途中、はた、と聡子の背中が痛いかもと思い至り、抱きかかえてベッドに運んだ。
「あ、あの……」
「ん?背中痛いかなって思って」
そう言うとほっと安心した表情になった。
…そんなに安心されると、ちょっと複雑だ。
「鈴木くん、いつもいい香りするよね」
ちゅ、ちゅ、と聡子の唇を堪能していると、聡子が言った。
「香水?」
「あ、うん。え、もしかして俺つけすぎてる?」
思わぬ指摘になんだかへこむ。
「ううん、そうじゃなくて」
聡子が俺の頬に手を添え、ちゅっとキスしてくれる。
「鈴木くんに包まれてる感じがして、嬉しいなぁって言いたかったの」
そう言ってにこっとされ、一瞬で自分の顔が赤くなったのがわかった。
「〜〜〜〜〜〜〜〜〜〜」
がばっと抱きつく。
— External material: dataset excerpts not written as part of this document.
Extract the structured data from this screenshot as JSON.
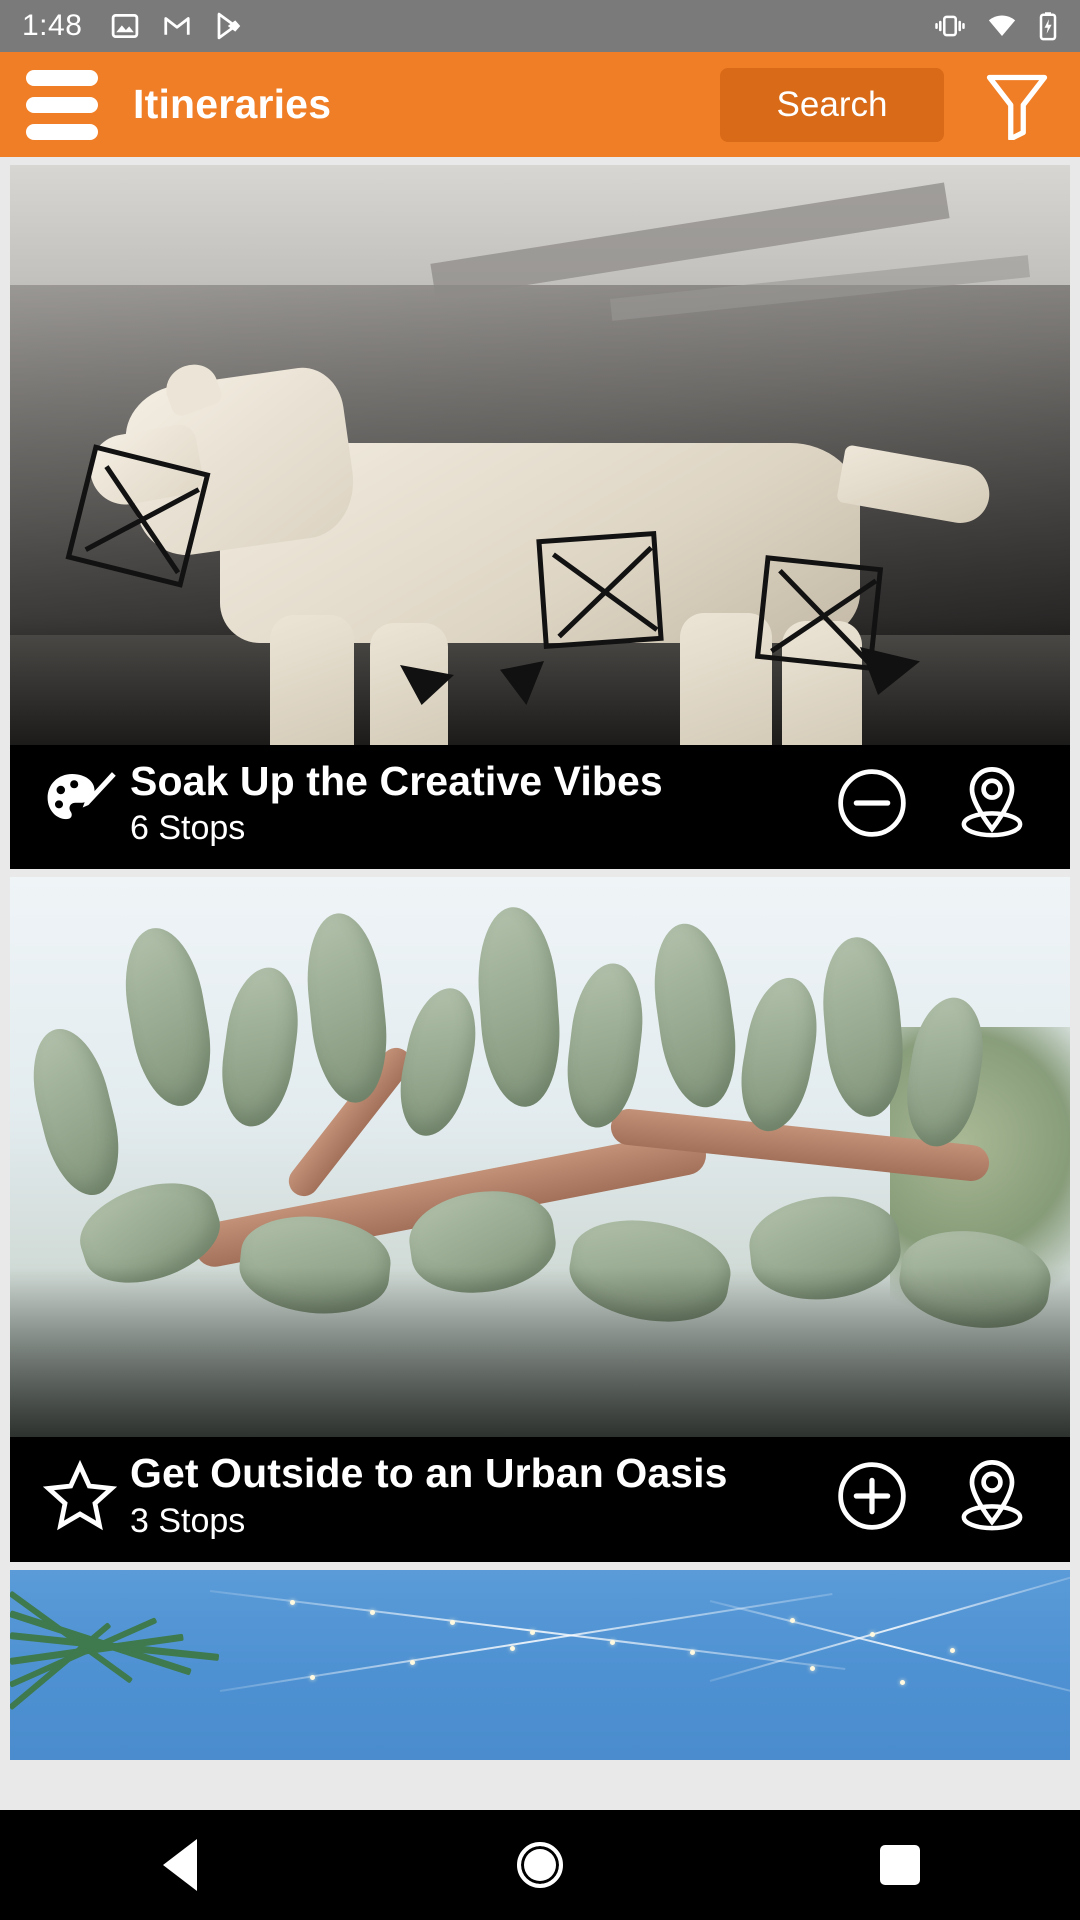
{
  "statusbar": {
    "time": "1:48",
    "left_icons": [
      "photos-icon",
      "gmail-icon",
      "play-store-icon"
    ],
    "right_icons": [
      "vibrate-icon",
      "wifi-icon",
      "battery-charging-icon"
    ],
    "background_color": "#7a7a7a"
  },
  "appbar": {
    "menu_icon": "hamburger-menu-icon",
    "title": "Itineraries",
    "search_label": "Search",
    "filter_icon": "funnel-filter-icon",
    "background_color": "#f07e26",
    "search_button_color": "#d96a18"
  },
  "cards": [
    {
      "category_icon": "art-palette-icon",
      "title": "Soak Up the Creative Vibes",
      "stops": "6 Stops",
      "action_icon": "minus-circle-icon",
      "map_icon": "map-pin-icon",
      "photo": "gallery-sculpture-photo"
    },
    {
      "category_icon": "star-outline-icon",
      "title": "Get Outside to an Urban Oasis",
      "stops": "3 Stops",
      "action_icon": "plus-circle-icon",
      "map_icon": "map-pin-icon",
      "photo": "cactus-garden-photo"
    },
    {
      "category_icon": "",
      "title": "",
      "stops": "",
      "action_icon": "",
      "map_icon": "",
      "photo": "palm-string-lights-photo"
    }
  ],
  "navbar": {
    "back": "back-triangle-icon",
    "home": "home-circle-icon",
    "recent": "recent-apps-square-icon"
  }
}
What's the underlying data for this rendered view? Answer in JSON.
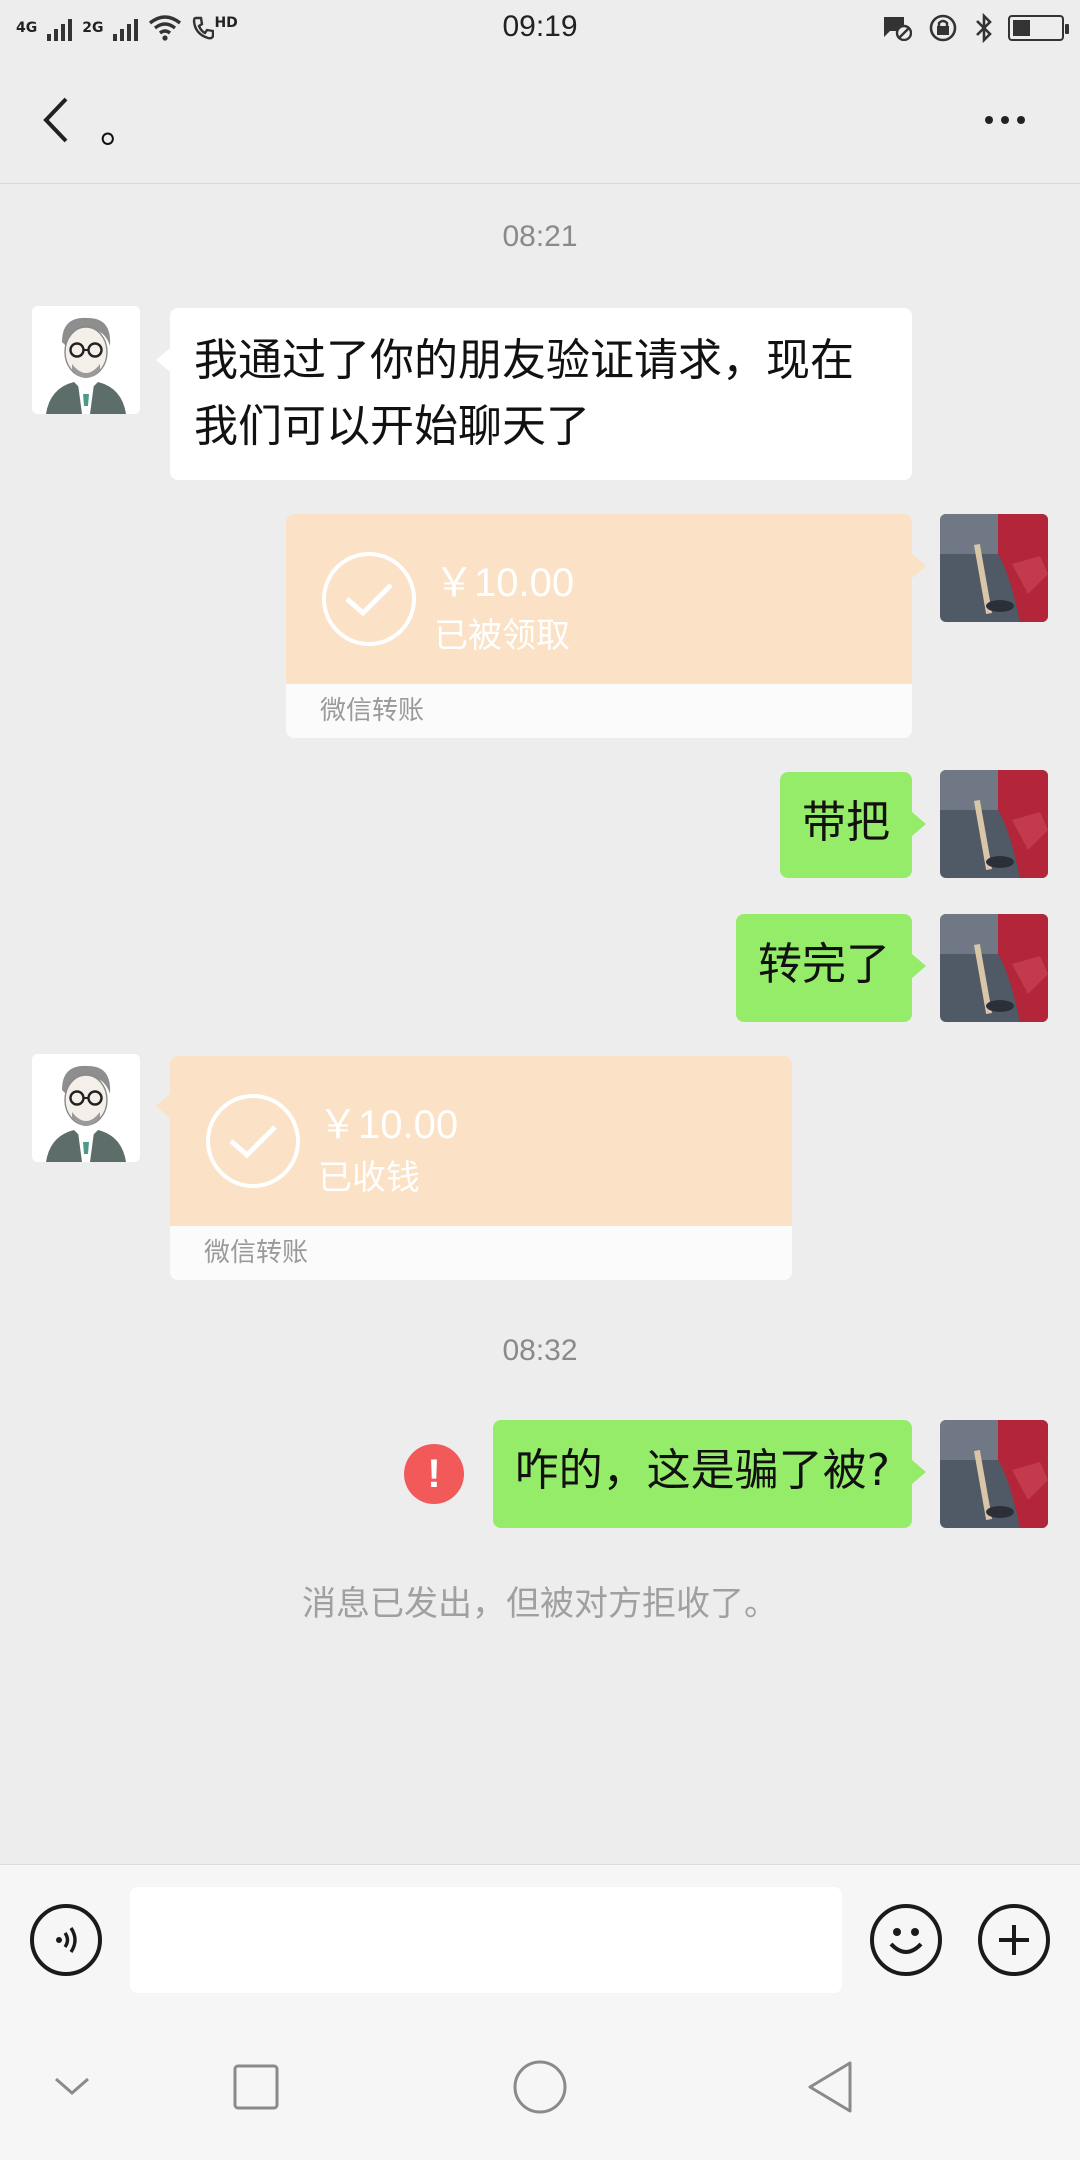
{
  "status_bar": {
    "network_1": "4G",
    "network_2": "2G",
    "call_badge": "HD",
    "time": "09:19"
  },
  "chat": {
    "title": "。",
    "timestamps": [
      "08:21",
      "08:32"
    ],
    "messages": {
      "m1": "我通过了你的朋友验证请求，现在我们可以开始聊天了",
      "t1_amount": "￥10.00",
      "t1_status": "已被领取",
      "t1_label": "微信转账",
      "m2": "带把",
      "m3": "转完了",
      "t2_amount": "￥10.00",
      "t2_status": "已收钱",
      "t2_label": "微信转账",
      "m4": "咋的，这是骗了被?",
      "error_mark": "!"
    },
    "system_notice": "消息已发出，但被对方拒收了。"
  },
  "input": {
    "value": "",
    "placeholder": ""
  },
  "colors": {
    "green_bubble": "#95ec69",
    "transfer_bg": "#fbe1c5",
    "error_red": "#f25a5a"
  }
}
聡子がまた俺にキスしてくれた。
「…聡子、好き。大好き」
「私も。鈴木くん、大好きだよ」
そう言って笑う彼女の唇を、噛み付くように貪った。
「ん……んっ……」
舌を入れると聡子もおずおずと応えてくれた。
嬉しかった。
角度をかえて何度も聡子の唇を味わう。
今日のお勉強の予定はあと少し残っているのに。
どうしよう、まだ当分、再開できそうもない。
テーブルに置いてあるグラスの氷が、カランとなったのが聞こえた。